Les scientifiques savent que les animaux modifient leurs vocalisations en fonction des informations qu'ils perçoivent lors d'une rencontre avec un prédateur, mais il s'agit de la première étude à montrer des animaux adaptant leurs cris en fonction de la connaissance spécifique (ou de l'ignorance) des autres. La découverte contribue à faire la lumière sur l’évolution du langage humain et de la communication.
"Nous pensons que cette capacité à produire des appels d'avertissement flexibles est typiquement humaine", a déclaré Alex Thornton, auteur principal de l'étude et professeur adjoint d'anthropologie à CU Boulder. "Mais cette étude suggère que les racines de cette adaptation cognitive pourraient se situer plus profondément dans notre histoire évolutive que nous ne le pensions."
L'étude a été publiée jeudi dans la revue Scientific Reports.
L'équipe de recherche a mené la partie terrain de l'étude pendant trois ans dans le Triangle de Goualougo en République du Congo, où elle vit et observe un groupe d'environ 100 chimpanzés habitués.
Les chercheurs ont organisé 20 rencontres simulées entre un chimpanzé et un modèle de léopard grandeur nature, qui est un prédateur majeur des primates de cette région. Certaines rencontres impliquaient des chimpanzés découvrant le modèle pour la première fois, tandis que d'autres impliquaient un deuxième chimpanzé regardant un compagnon découvrir le modèle.
Les chercheurs s'attendaient à ce que les chimpanzés modifient leurs cris d'avertissement selon qu'ils découvrent eux-mêmes un prédateur ou qu'ils regardent un autre chimpanzé le découvrir. Cependant, l’étude a révélé un plus grand niveau de complexité sociale :les chimpanzés modifiaient leurs cris en fonction du chimpanzé spécifique qui voyait un autre chimpanzé découvrir le prédateur.
Lorsqu'un mâle subordonné observait un autre mâle, de rang égal ou supérieur, découvrir le léopard, le premier mâle émettait des hululements d'avertissement qui sont généralement entendus lors de la découverte du prédateur pour la première fois. Lorsqu'un mâle subordonné voyait un mâle de rang inférieur découvrir le léopard, il modifiait ses modèles de vocalisation, émettant des hululements tonals plus longs qui communiquaient l'objet spécifique ou le type de danger qu'il observait.
"Ce faisant, les hommes subordonnés transmettent le type de menace qu'ils ont observé et signalent qu'ils étaient conscients du risque et qu'ils y prêtent attention", a déclaré Thornton.
L’étude a des implications sur la façon dont les scientifiques réfléchissent aux origines du langage humain.

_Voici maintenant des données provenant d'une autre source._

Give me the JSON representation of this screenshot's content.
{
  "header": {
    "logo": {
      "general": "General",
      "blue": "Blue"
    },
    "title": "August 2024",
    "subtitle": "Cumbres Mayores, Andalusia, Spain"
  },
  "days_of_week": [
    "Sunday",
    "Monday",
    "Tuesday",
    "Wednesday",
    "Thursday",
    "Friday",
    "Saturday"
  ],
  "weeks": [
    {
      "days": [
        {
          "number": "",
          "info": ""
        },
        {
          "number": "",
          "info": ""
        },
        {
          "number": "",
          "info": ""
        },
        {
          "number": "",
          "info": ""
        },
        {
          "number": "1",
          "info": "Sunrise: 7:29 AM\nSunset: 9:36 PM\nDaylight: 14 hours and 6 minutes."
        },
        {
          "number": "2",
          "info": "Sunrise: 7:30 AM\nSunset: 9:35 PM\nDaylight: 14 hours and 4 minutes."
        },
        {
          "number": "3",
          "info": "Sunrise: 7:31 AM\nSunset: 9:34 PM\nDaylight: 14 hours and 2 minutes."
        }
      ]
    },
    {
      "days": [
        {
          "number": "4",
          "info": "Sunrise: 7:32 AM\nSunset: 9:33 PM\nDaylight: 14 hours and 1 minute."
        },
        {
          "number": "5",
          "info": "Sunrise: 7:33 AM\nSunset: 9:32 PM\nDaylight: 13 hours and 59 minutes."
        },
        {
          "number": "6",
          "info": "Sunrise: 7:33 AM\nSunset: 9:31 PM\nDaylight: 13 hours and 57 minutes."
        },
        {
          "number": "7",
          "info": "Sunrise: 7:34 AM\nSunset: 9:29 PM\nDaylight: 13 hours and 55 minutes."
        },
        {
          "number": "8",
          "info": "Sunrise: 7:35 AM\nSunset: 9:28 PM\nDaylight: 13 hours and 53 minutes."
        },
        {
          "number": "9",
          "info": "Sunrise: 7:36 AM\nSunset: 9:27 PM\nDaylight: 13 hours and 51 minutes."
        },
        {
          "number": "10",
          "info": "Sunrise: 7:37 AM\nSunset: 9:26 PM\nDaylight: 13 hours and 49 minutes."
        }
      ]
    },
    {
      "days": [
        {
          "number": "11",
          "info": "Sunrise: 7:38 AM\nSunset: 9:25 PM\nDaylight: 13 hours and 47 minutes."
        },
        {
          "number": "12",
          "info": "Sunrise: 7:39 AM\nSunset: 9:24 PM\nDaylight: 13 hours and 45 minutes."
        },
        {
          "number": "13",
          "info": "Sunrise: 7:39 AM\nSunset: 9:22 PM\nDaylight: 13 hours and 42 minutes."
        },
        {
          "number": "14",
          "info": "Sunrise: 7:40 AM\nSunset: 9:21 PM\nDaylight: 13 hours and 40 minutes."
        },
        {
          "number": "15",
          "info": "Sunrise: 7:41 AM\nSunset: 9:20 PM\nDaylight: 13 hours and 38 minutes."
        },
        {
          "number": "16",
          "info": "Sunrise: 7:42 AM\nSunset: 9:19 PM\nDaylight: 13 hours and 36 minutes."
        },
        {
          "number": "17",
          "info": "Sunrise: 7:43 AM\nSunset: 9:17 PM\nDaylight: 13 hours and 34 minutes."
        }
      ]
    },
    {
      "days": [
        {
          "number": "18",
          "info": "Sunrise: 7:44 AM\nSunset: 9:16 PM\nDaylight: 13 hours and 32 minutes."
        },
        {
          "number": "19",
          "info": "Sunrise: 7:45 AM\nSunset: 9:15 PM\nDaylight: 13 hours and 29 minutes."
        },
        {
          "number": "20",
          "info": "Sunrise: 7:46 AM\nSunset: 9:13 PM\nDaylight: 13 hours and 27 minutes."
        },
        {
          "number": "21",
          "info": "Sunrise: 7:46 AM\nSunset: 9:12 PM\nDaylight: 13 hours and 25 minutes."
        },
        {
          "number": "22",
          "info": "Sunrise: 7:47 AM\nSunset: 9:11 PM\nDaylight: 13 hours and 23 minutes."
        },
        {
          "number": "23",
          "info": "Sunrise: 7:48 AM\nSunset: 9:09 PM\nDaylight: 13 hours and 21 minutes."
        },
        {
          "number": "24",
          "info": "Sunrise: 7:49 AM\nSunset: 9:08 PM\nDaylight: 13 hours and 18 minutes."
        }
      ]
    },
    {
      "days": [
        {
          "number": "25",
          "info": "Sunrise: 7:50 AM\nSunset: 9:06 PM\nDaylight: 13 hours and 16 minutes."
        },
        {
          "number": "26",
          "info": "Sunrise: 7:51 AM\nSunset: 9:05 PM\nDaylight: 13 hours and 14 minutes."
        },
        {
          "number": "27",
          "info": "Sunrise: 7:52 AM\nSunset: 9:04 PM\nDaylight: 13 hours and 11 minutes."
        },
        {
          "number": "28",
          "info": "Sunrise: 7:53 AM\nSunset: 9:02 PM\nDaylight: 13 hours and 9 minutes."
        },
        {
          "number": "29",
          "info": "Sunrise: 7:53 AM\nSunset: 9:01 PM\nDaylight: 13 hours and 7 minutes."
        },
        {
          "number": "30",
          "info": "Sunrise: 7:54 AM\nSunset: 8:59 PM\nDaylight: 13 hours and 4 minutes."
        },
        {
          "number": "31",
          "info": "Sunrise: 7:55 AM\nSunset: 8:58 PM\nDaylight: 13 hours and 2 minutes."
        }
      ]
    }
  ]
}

Les chercheurs pensent désormais que le langage grammatical complexe utilisé par les humains modernes est apparu relativement récemment dans notre histoire évolutive. Cependant, les fondements du langage ont peut-être évolué plus tôt et ont pris forme en partie par la nécessité pour nos ancêtres singes, comme les chimpanzés, d'ajuster leur comportement de communication en fonction de la dynamique sociale au sein du groupe.
"Un langage complexe est probablement né d'un sous-produit de notre comportement social complexe", a déclaré Thornton. "Ces résultats montrent que les précurseurs de certains composants importants du langage pourraient être profondément enracinés dans le passé de nos primates."
La recherche a été financée par la National Science Foundation, la Leakey Foundation, la Wenner-Gren Foundation for Anthropological Research, l'Université de Californie à Berkeley et la CU Boulder.